In November 2017, the Committee on the Elimination of Discrimination against Women, the body that monitors the implementation of CEDAW, in its concluding observation on the fifth periodic report of Kuwait stated that it
“[R]emains concerned about the persistent discrimination, under the Nationality Act, between women and men, and the denial of the right of women to acquire, change, retain and transmit their nationality.
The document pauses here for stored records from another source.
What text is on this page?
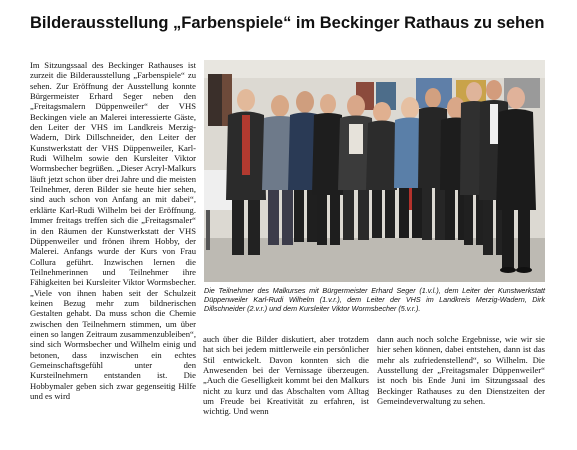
Bilderausstellung „Farbenspiele“ im Beckinger Rathaus zu sehen
Im Sitzungssaal des Beckinger Rathauses ist zurzeit die Bilderausstellung „Farbenspiele“ zu sehen. Zur Eröffnung der Ausstellung konnte Bürgermeister Erhard Seger neben den „Freitagsmalern Düppenweiler“ der VHS Beckingen viele an Malerei interessierte Gäste, den Leiter der VHS im Landkreis Merzig-Wadern, Dirk Dillschneider, den Leiter der Kunstwerkstatt der VHS Düppenweiler, Karl-Rudi Wilhelm sowie den Kursleiter Viktor Wormsbecher begrüßen. „Dieser Acryl-Malkurs läuft jetzt schon über drei Jahre und die meisten Teilnehmer, deren Bilder sie heute hier sehen, sind auch schon von Anfang an mit dabei“, erklärte Karl-Rudi Wilhelm bei der Eröffnung. Immer freitags treffen sich die „Freitagsmaler“ in den Räumen der Kunstwerkstatt der VHS Düppenweiler und frönen ihrem Hobby, der Malerei. Anfangs wurde der Kurs von Frau Collura geführt. Inzwischen lernen die Teilnehmerinnen und Teilnehmer ihre Fähigkeiten bei Kursleiter Viktor Wormsbecher. „Viele von ihnen haben seit der Schulzeit keinen Bezug mehr zum bildnerischen Gestalten gehabt. Da muss schon die Chemie zwischen den Teilnehmern stimmen, um über einen so langen Zeitraum zusammenzubleiben“, sind sich Wormsbecher und Wilhelm einig und betonen, dass inzwischen ein echtes Gemeinschaftsgefühl unter den Kursteilnehmern entstanden ist. Die Hobbymaler geben sich zwar gegenseitig Hilfe und es wird
Die Teilnehmer des Malkurses mit Bürgermeister Erhard Seger (1.v.l.), dem Leiter der Kunstwerkstatt Düppenweiler Karl-Rudi Wilhelm (1.v.r.), dem Leiter der VHS im Landkreis Merzig-Wadern, Dirk Dillschneider (2.v.r.) und dem Kursleiter Viktor Wormsbecher (5.v.r.).
auch über die Bilder diskutiert, aber trotzdem hat sich bei jedem mittlerweile ein persönlicher Stil entwickelt. Davon konnten sich die Anwesenden bei der Vernissage überzeugen. „Auch die Geselligkeit kommt bei den Malkurs nicht zu kurz und das Abschalten vom Alltag um Freude bei Kreativität zu erfahren, ist wichtig. Und wenn
dann auch noch solche Ergebnisse, wie wir sie hier sehen können, dabei entstehen, dann ist das mehr als zufriedenstellend“, so Wilhelm. Die Ausstellung der „Freitagsmaler Düppenweiler“ ist noch bis Ende Juni im Sitzungssaal des Beckinger Rathauses zu den Dienstzeiten der Gemeindeverwaltung zu sehen.
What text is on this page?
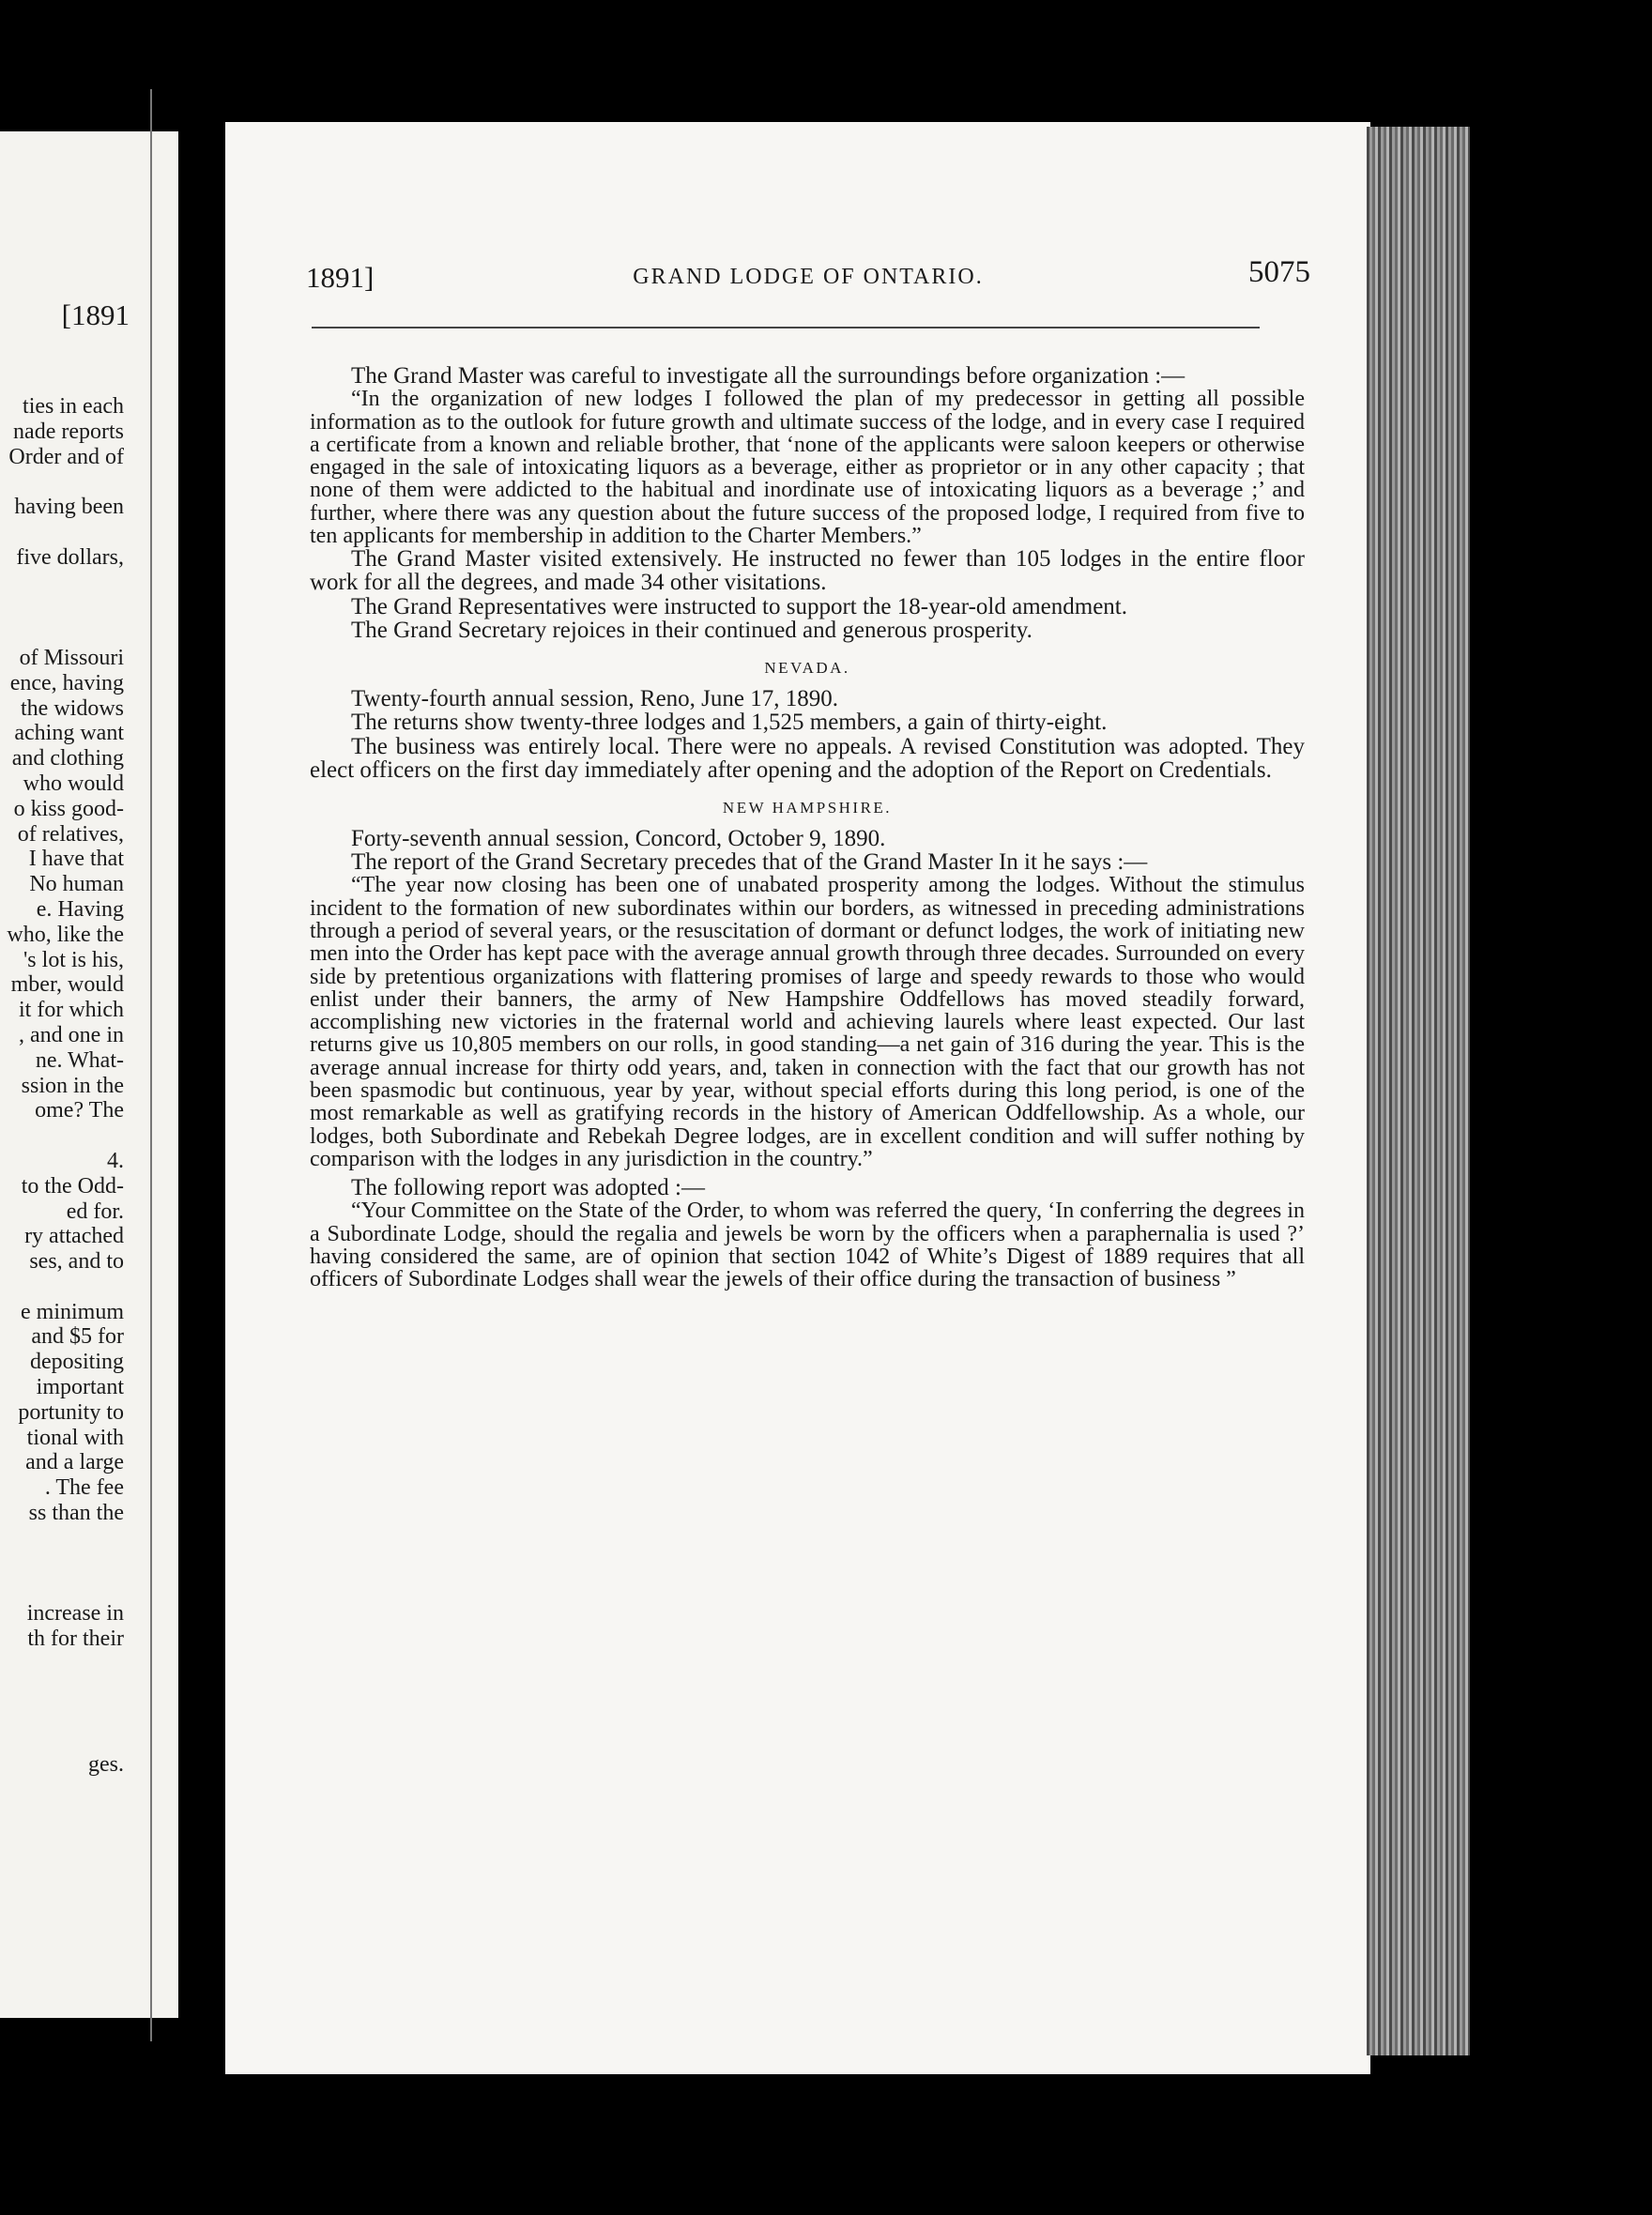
[1891
ties in each
nade reports
Order and of
having been
five dollars,
of Missouri
ence, having
the widows
aching want
and clothing
who would
o kiss good-
of relatives,
I have that
No human
e. Having
who, like the
's lot is his,
mber, would
it for which
, and one in
ne. What-
ssion in the
ome? The
4.
to the Odd-
ed for.
ry attached
ses, and to
e minimum
and $5 for
depositing
important
portunity to
tional with
and a large
. The fee
ss than the
increase in
th for their
ges.
1891]	GRAND LODGE OF ONTARIO.	5075

The Grand Master was careful to investigate all the surroundings before organization :—

“In the organization of new lodges I followed the plan of my predecessor in getting all possible information as to the outlook for future growth and ultimate success of the lodge, and in every case I required a certificate from a known and reliable brother, that ‘none of the applicants were saloon keepers or otherwise engaged in the sale of intoxicating liquors as a beverage, either as proprietor or in any other capacity ; that none of them were addicted to the habitual and inordinate use of intoxicating liquors as a beverage ;’ and further, where there was any question about the future success of the proposed lodge, I required from five to ten applicants for membership in addition to the Charter Members.”

The Grand Master visited extensively. He instructed no fewer than 105 lodges in the entire floor work for all the degrees, and made 34 other visitations.

The Grand Representatives were instructed to support the 18-year-old amendment.

The Grand Secretary rejoices in their continued and generous prosperity.

NEVADA.

Twenty-fourth annual session, Reno, June 17, 1890.

The returns show twenty-three lodges and 1,525 members, a gain of thirty-eight.

The business was entirely local. There were no appeals. A revised Constitution was adopted. They elect officers on the first day immediately after opening and the adoption of the Report on Credentials.

NEW HAMPSHIRE.

Forty-seventh annual session, Concord, October 9, 1890.

The report of the Grand Secretary precedes that of the Grand Master In it he says :—

“The year now closing has been one of unabated prosperity among the lodges. Without the stimulus incident to the formation of new subordinates within our borders, as witnessed in preceding administrations through a period of several years, or the resuscitation of dormant or defunct lodges, the work of initiating new men into the Order has kept pace with the average annual growth through three decades. Surrounded on every side by pretentious organizations with flattering promises of large and speedy rewards to those who would enlist under their banners, the army of New Hampshire Oddfellows has moved steadily forward, accomplishing new victories in the fraternal world and achieving laurels where least expected. Our last returns give us 10,805 members on our rolls, in good standing—a net gain of 316 during the year. This is the average annual increase for thirty odd years, and, taken in connection with the fact that our growth has not been spasmodic but continuous, year by year, without special efforts during this long period, is one of the most remarkable as well as gratifying records in the history of American Oddfellowship. As a whole, our lodges, both Subordinate and Rebekah Degree lodges, are in excellent condition and will suffer nothing by comparison with the lodges in any jurisdiction in the country.”

The following report was adopted :—

“Your Committee on the State of the Order, to whom was referred the query, ‘In conferring the degrees in a Subordinate Lodge, should the regalia and jewels be worn by the officers when a paraphernalia is used ?’ having considered the same, are of opinion that section 1042 of White’s Digest of 1889 requires that all officers of Subordinate Lodges shall wear the jewels of their office during the transaction of business ”
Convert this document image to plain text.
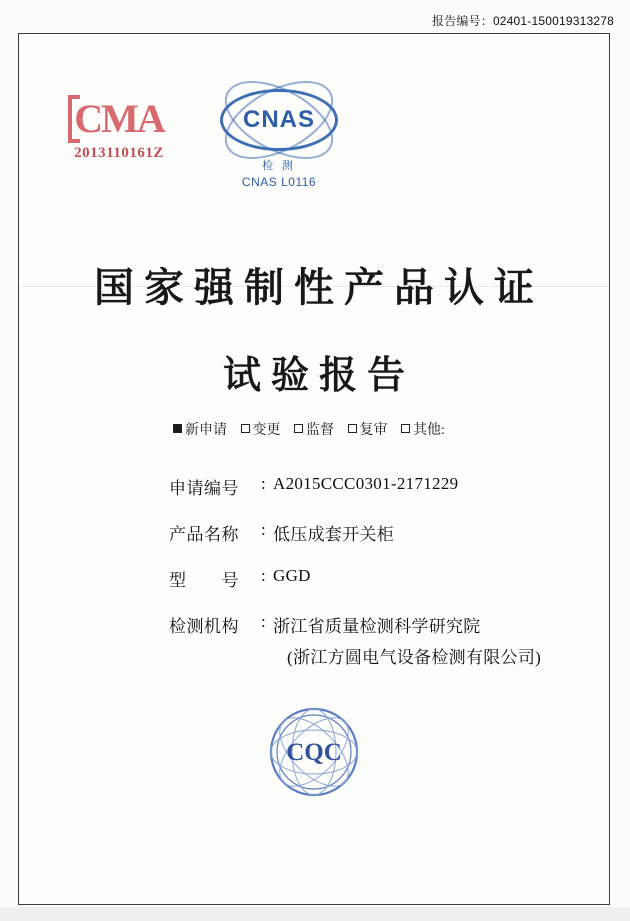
报告编号：02401-150019313278
CMA
2013110161Z
CNAS
检 测
CNAS L0116
国家强制性产品认证
试验报告
新申请 变更 监督 复审 其他:
申请编号	: A2015CCC0301-2171229
产品名称	: 低压成套开关柜
型　　号	: GGD
检测机构	: 浙江省质量检测科学研究院
(浙江方圆电气设备检测有限公司)
CQC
In particular, it notes the detrimental impact of the Act on Kuwaiti women married to non-Kuwaiti men, as they may not transmit their nationality to their spouses or children, who are thus precluded from political participation and have limited access to education, employment and public housing”.
The Committee recommended the State party “amend the Nationality Act to recognize the right of Kuwaiti women to transmit their nationality to non-Kuwaiti spouses and children on equal terms with Kuwaiti men, and to eliminate barriers faced by Kuwaiti women married to non-Kuwaiti men in gaining access to public housing”. Similarly, the Committee on the Elimination of Racial Discrimination, in its concluding observations on Kuwait issued in September 2017, “reiterates its recommendation (see CERD/C/KWT/15-20, para. 18) that the State party modify the Nationality Act to allow Kuwaiti women married to foreigners to pass on their nationality to their children and spouses on an equal footing with Kuwaiti men”.
The CRC committee as well as Human Rights Committee have also urged Kuwait to ensure gender equality in the 1959 Nationality Act and to undertake a comprehensive review of all existing laws that affect gender equality.